While Iran also supports the Hamas organization (according to a statement issued by Hamas in August, Iran has become the organization’s biggest arms and funds supplier after years of severed ties), there are moderate elements—like Egypt—that are also influencing the organization as well. Now, following the “reconciliation agreement” with Fatah, the Palestinian Authority will likely also try to convince the organization to avoid worsening the situation with Israel in a bid to achieve a diplomatic return.
Iran’s long arms seem to be encircling Israel: In Lebanon, it has Hezbollah, which can’t exist without it; in Syria, Iran is funding Shi’ite militias that are fighting the rebels together with the Syrian regime and whose members are expected to remain in the area after the Assad regime’s victory; in the Gaza Strip, Iran’s influence is still smaller than in Lebanon and Syria, but if it succeeds in expanding its influence there, the State of Israel will face a difficult challenge.
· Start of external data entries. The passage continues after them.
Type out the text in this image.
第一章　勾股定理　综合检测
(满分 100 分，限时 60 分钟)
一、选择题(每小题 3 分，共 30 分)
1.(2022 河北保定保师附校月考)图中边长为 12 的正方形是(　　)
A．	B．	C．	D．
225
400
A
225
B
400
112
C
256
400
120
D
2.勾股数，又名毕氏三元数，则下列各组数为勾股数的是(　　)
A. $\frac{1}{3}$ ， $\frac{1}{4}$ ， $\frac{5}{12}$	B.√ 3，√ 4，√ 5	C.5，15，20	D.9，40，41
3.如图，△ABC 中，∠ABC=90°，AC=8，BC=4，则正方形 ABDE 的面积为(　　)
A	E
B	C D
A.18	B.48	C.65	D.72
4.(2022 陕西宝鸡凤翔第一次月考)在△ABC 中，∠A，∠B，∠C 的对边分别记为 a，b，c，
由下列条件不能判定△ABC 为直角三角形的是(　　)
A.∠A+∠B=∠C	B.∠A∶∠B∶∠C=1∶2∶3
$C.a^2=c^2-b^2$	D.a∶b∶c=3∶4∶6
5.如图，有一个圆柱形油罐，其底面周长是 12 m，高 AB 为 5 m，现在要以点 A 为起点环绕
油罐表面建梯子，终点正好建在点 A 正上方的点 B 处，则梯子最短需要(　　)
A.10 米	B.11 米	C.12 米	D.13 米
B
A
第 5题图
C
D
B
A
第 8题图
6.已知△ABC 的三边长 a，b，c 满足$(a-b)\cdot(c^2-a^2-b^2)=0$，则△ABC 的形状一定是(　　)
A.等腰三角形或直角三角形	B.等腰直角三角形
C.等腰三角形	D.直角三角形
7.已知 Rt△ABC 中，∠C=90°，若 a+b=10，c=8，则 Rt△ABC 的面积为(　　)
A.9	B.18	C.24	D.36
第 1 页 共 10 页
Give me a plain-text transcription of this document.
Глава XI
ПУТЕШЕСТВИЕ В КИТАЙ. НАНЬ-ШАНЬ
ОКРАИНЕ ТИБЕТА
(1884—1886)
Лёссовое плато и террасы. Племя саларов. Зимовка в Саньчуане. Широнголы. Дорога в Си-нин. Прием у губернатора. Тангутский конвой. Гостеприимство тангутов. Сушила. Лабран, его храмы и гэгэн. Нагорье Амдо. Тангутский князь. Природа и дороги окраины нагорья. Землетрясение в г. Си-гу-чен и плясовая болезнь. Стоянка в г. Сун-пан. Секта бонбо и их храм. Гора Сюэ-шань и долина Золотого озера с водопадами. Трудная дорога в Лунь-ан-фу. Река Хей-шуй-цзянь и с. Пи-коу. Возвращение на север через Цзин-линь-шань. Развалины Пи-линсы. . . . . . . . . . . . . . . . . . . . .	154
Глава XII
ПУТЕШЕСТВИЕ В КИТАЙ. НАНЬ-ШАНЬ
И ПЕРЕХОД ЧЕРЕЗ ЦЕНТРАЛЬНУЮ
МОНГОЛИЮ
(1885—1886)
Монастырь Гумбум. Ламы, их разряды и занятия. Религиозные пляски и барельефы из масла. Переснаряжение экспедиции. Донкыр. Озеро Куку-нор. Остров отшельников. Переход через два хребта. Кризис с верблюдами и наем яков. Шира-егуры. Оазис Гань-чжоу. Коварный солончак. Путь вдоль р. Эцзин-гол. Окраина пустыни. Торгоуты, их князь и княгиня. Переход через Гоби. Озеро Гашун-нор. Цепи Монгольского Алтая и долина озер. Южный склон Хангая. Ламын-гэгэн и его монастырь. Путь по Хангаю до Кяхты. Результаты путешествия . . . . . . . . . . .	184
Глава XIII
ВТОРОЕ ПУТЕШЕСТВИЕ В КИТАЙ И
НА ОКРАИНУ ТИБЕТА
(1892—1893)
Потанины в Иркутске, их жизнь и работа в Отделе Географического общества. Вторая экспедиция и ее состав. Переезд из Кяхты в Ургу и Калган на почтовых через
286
Today, Islamic Jihad is competing against Hamas and is the second largest organization in the strip. With Iran’s support, it could grow and become a much more significant organization in terms of the threat to Israel, and the result will be another front controlled aggressively by Iran.
So with all the psychological difficultly involved, Israel must make a perceptual change and try to see Hamas as an organization it could talk to and reach understandings with. Israel must enter peace negotiations with the PA—if the conditions allow—even if the Cabinet’s demand to disarm Hamas isn’t implemented, in a bid to prevent an expansion of Islamic Jihad, which could turn into a permanent situation that would lead to a further expansion of the existential Iranian threat to the State of Israel.